Eyewitness report from Zimbabwe: poverty forces mothers to abandon children

Otilia Tshuma, 71, has been left with two grandchildren to care for in her one room hut

Otilia Tshuma, 71, has been left with two grandchildren to care for in her one room hut

The economic crisis in Zimbabwe has forced parents to abandon their children,  leaving them either alone or in the care of grandparents,  Caritas worker David Snyder writes in his blog for CAFOD.  If you want to understand the scale of the economic crisis gripping Zimbabwe, travel to the village of Mandabe.

While evidence of the hardships facing the people of Zimbabwe is not hard to find across much of the country, the face of crisis is not what you will find in Mandabe, but rather what you will not: the parents of many of Mandabe’s children.

They have left Zimbabwe, and their families, for a new life in neighbouring Botswana.

I spent the day in Mandabe, meeting some of the more than 164,000 people Caritas has been providing with monthly rations as part of the ongoing emergency appeal, launched earlier this year.

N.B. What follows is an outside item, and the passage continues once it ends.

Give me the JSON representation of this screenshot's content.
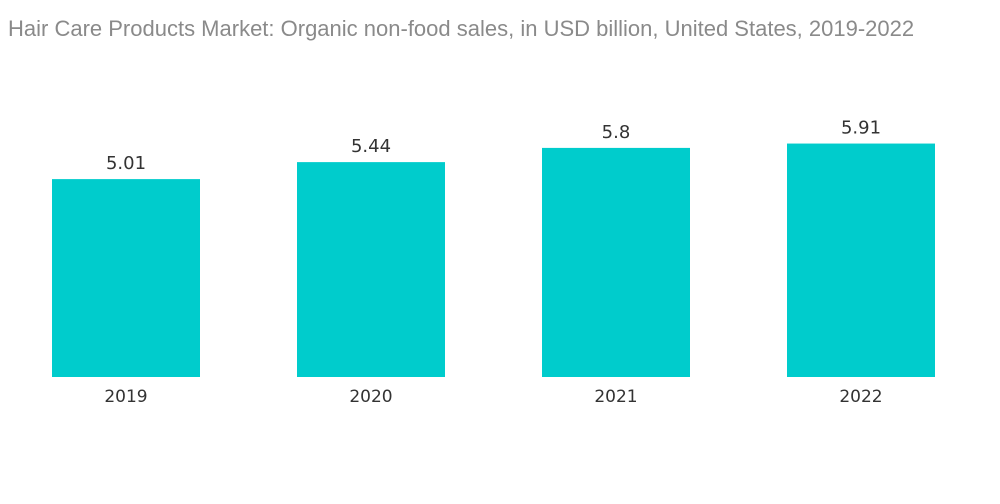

The first family we met was that of 19 year-old Edita Ndebele and her brother Elvis Ncube, 23. Their mother abandoned them in 2005 – simply left one day for a new life in Botswana as the economic crisis in Zimbabwe became impossible for her. Then 19 year-old Elvis became the head of the household, struggling to complete his schooling while also trying to support his younger siblings. Though they know from others that she is alive, they have never heard from their mother again.

A short walk away from their one-room hut, 71-year-old Otilia Tshuma struggles with her own burden. Two of her grown children also abandoned Zimbabwe, and their families, and fled to Botswana, leaving two young children – then just six and seven – in Otilia’s care. When her husband died last year, Otilia was left completely alone with the kids, unable to provide even basic care for her young grandchildren.

It is a rarity for mothers to abandon their children. In Africa, where family can quite literally mean the difference between life and death, it is almost unheard of.

That two families within a short walk of each other in the same village have been dealt such a blow speaks volumes on the impact of Zimbabwe’s economic crisis – where the nearby presence of Botswana, its hills visible from the homes of Mandabe, has simply proven too much for hungry Zimbabweans desperate for a new life.

There are two things each of the families I met share. Each was included by Caritas in a selection of extremely vulnerable groups.

Elvis and Edita, as well as their siblings, have been receiving monthly food rations from Caritas since April. So too have Otilia and her grandchildren.

Now, however, those rations have ended, as the emergency appeal Caritas launched in February 2009 has fallen short of the money it was hoping to raise.

From now on, each of these families will once again be on their own, seeking food as they can, where they can, to keep their family’s going.

There is no way to sugarcoat it – that is the reality in the village of Mandabe today.